Canadian Alex Decoteau was a standout runner and only 29 years old when he was killed in 1917 during the Great War, but his memory lives on through a new book by Gabriolian author Charlotte Cameron.
“His entire life was dramatic,” Cameron told the News Bulletin.
On Saturday (Nov. 8) Cameron will be speaking at the Gabriola library, where she will officially launch her book, Running: The Alex Decoteau Story, which has been published by Fictive Press.
The book is an extension of a one-act play of the same name that Cameron wrote in 2001, while she was living in Edmonton.
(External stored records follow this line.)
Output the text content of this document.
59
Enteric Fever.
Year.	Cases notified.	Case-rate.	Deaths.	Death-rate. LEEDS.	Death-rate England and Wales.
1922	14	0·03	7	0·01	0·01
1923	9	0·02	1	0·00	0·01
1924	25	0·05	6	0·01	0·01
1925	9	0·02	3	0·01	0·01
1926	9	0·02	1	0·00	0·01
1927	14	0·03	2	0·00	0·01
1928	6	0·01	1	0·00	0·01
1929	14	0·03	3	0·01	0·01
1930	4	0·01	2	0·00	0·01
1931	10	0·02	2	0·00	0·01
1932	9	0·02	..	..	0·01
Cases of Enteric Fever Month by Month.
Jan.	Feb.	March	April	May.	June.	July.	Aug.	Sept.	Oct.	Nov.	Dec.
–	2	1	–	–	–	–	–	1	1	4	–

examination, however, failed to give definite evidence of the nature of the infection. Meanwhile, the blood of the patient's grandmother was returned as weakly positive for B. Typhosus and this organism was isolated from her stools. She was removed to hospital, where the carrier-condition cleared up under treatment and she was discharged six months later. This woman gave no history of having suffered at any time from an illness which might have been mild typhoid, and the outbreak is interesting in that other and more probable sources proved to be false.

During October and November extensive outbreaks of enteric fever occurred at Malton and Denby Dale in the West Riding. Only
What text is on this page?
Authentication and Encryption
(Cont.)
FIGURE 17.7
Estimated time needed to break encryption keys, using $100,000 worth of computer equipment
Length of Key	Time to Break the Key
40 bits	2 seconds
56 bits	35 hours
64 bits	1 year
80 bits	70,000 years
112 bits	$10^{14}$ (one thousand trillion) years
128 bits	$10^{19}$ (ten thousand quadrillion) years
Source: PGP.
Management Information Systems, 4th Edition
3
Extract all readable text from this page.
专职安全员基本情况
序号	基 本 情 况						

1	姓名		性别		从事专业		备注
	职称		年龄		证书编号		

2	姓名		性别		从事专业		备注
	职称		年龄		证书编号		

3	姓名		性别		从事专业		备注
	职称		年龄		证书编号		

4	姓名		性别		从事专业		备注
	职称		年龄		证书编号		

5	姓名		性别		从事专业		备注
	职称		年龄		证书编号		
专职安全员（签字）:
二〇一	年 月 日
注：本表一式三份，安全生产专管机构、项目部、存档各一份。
“There is a long introduction because a lot of different things happened before the play,” she said about the book.“After the play there are historic photographs, I think about 10 of Alex.”
Decoteau was born in 1887 on the Red Pheasant Reserve near Battleford, Sask. He eventually moved to Edmonton where he became Canada’s first Aboriginal police officer.
“His story is about having hopes and dreams,” Cameron said. “Like the dream of going to the Olympics in 1912 is a really good example of that.”
In 1912, Decoteau, who was Cree, participated as a runner in the Olympics in Stockholm.
Two years later, Decoteau joined the Canadian Army, where he was a private. According to Veterans Affairs Canada, that same year Decoteau was awarded King George V’s personal pocket watch after winning a five-mile race in England during a military sporting event.
In 1917, Decoteau was killed during the Battle of Passchendaele.
“He was running a message when he died,” Cameron said.
In the years following his death there have been a number of stories written about Decoteau’s life.
In 1967, Decoteau was inducted into Edmonton’s Sports Hall of Fame.